The shapes were made from chicken wire which some of the patients found physically difficult and they needed constant help at this stage. The chicken wire was then covered in concrete, we had a concrete mixer, and then there were multiple coatings and layers concrete to achieve a smooth finish. This provided the patients with enhanced interest as now they could see something real and tangible from their designs. I remember the brother and sister who designed the flower seat being really excited as he just wanted to sit out of his wheelchair on the top of the flower even before the tiling! I think that to see a flower this big provided excitement and a sense of worth. The shape was what they had seen with their own eyes and it sparked renewed interest and enthusiasm. We then rolled and rolled the clay, which was heavy going, to make the tiles. Some patients who could not do the rolling were given clay to make into shapes and designs. That is how we came to have the small mosaics sited within the waves. The tiles were then glazed with the colours the patients had chosen and fired at the Artists workshop. The tiles were broken up to make the mosaic shapes and then cemented onto the shapes.

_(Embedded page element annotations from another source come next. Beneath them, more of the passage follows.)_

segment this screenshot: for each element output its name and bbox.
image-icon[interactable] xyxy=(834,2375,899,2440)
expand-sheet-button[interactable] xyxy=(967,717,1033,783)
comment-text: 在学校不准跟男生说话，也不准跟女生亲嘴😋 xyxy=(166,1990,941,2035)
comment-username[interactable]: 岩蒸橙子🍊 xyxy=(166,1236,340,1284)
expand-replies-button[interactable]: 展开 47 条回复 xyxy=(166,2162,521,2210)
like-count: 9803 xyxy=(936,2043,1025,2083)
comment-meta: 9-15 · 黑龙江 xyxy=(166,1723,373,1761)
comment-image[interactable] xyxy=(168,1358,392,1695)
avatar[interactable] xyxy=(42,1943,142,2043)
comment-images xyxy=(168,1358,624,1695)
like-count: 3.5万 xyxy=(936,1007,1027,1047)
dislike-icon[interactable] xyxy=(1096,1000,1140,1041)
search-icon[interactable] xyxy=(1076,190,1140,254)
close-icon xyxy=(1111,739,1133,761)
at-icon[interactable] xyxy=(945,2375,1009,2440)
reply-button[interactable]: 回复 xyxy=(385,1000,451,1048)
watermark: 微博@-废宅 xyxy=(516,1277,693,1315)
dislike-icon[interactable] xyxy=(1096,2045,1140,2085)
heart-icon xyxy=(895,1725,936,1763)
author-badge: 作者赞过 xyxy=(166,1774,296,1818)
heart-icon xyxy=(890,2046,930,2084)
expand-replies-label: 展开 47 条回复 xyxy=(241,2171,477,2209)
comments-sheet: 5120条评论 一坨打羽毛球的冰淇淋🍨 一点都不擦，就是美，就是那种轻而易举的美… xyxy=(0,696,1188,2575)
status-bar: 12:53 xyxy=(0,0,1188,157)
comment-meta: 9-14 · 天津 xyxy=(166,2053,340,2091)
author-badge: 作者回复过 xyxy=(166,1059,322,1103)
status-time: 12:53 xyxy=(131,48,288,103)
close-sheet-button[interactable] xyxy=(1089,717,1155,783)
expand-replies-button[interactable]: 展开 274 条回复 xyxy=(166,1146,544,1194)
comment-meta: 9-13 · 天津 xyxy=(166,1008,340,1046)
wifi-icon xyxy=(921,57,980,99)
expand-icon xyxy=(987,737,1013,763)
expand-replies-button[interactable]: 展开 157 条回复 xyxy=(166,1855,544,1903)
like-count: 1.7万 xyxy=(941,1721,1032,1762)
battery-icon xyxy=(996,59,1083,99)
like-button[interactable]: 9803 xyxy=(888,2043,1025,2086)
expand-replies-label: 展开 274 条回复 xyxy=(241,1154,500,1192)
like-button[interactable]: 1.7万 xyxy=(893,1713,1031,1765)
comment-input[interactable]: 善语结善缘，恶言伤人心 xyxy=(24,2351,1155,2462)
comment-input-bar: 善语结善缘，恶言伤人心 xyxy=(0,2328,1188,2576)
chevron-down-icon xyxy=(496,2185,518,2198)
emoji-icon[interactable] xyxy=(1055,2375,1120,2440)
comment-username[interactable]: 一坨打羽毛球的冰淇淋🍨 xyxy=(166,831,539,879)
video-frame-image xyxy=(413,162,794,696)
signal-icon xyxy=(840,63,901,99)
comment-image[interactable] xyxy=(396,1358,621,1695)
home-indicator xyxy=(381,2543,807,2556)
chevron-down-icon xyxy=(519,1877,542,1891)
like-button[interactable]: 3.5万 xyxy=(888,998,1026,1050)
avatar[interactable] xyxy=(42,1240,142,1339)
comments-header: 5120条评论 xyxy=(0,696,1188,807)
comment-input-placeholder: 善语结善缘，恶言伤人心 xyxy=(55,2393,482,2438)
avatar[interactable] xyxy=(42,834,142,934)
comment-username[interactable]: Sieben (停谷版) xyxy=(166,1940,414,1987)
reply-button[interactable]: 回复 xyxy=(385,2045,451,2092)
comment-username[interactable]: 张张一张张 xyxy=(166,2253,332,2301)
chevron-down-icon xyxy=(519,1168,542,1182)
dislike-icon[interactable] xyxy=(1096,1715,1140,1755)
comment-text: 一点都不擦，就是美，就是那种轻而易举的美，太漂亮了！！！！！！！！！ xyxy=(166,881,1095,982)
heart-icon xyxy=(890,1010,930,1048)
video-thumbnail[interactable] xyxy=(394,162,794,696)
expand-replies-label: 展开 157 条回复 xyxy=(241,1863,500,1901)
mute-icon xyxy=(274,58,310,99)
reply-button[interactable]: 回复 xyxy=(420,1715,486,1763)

The patients could now see their ideas in reality with a tree and metal squirrel and leaves, waves and a boat that could be felt and sat on, and the flower seat. The other "money" tree, made of bronze was stolen soon after installation. It was called the money tree as patients getting ready for leaving the hospital were learning to handle money and one patient on the project used to say repeatedly on a daily basis …….. “money does not grow on trees”.
The whole project was completed in six weeks and was officially opened in the Park in 1992.